The professor of the University of Pennsylvania downplays the importance of the review of the influential study Rogoff and Reinhart in the debate on austerity. "Politicians who wanted to justify that position would have found other reports that say things like" he emphasizes.
In an email sent to various media, Reinhart and Rogoff assume the "mistake" in handling the spreadsheet. But they said it does not alter the "central message" of his study. And reject the rest of criticism. "We are confident that the review authors did not want to imply that manipulate data to exaggerate our results," Strike.
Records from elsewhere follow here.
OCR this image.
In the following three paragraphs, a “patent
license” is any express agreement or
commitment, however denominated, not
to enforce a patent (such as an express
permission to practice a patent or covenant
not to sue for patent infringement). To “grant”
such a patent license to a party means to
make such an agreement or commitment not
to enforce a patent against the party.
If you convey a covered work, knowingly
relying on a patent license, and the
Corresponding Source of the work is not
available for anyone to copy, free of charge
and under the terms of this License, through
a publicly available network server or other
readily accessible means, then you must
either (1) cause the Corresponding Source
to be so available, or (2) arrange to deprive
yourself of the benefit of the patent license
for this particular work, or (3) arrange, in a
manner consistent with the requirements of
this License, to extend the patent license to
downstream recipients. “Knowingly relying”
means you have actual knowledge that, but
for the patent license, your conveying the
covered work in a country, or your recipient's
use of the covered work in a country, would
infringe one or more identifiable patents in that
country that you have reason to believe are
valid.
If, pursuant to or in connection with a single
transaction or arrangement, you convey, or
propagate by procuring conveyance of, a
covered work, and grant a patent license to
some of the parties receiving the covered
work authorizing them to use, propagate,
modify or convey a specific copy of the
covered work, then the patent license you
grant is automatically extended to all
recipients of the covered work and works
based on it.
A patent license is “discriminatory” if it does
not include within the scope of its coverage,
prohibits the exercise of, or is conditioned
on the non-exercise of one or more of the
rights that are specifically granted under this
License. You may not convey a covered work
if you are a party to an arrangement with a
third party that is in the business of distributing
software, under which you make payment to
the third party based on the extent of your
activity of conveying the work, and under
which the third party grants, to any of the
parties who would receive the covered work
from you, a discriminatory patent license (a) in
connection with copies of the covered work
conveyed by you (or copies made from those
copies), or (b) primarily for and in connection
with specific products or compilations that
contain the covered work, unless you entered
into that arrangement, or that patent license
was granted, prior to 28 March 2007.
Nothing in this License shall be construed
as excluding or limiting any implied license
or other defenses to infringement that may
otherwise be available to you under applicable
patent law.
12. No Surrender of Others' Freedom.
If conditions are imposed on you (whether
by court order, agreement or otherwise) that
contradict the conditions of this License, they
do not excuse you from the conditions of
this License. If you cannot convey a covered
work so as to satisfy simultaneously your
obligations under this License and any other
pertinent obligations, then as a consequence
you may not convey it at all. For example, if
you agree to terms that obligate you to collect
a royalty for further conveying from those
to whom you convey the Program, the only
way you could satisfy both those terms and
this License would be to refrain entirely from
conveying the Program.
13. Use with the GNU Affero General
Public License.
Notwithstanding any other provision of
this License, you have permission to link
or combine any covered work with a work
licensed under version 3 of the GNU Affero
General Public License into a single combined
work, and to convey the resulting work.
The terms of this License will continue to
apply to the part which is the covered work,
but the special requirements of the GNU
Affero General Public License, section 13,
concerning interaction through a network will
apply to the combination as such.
Harvard economists justify not include data from New Zealand between 1946 and 1949 in the 2010 study because they had not had time to "test the compatibility and quality of that data," something they did do later in other jobs. And defend the methodology they chose, but opted for another approach in a subsequent study.
In this study, last year, the differences detected by Rogoff and Reinhart in average economic growth for countries above (3.5%) and below 90% debt (2.4%) are very similar to those calculated by Massachusetts teachers in their review (from 3.2% to 2.2%). "It is extremely wrong file an annual difference of 1% in high debt episodes lasting between 10 and 25 years as a small" Rogoff and Reinhart added.
But what no longer occurs, or in the review of teachers from Massachusetts, or the latest study by Harvard economists themselves, is that precipice in growth by passing the 90% debt. In the many speeches and articles that starred in the last three years, Reinhart and Rogoff do not championed extreme austerity, even warned against excessive tightening in Europe. But he warned of the implications of increasing public spending (and debt) to revive the economy.
The first response of governments to the Great Recession of 2009 was, indeed, unprecedented fiscal stimulus. In May 2010, when Reinhart and Rogoff, published their article, the tide had changed: the markets turned their attention to European countries with low growth prospects and high debt. The answer, especially in the euro zone was to prioritize deficit reduction, leaving the public expenditure policy. After three years of intensive austerity, the wind of the debate turns to roll. And the critical revision of Reinhart and Rogoff study is now a caramel taste with relish supporters of a massive state intervention.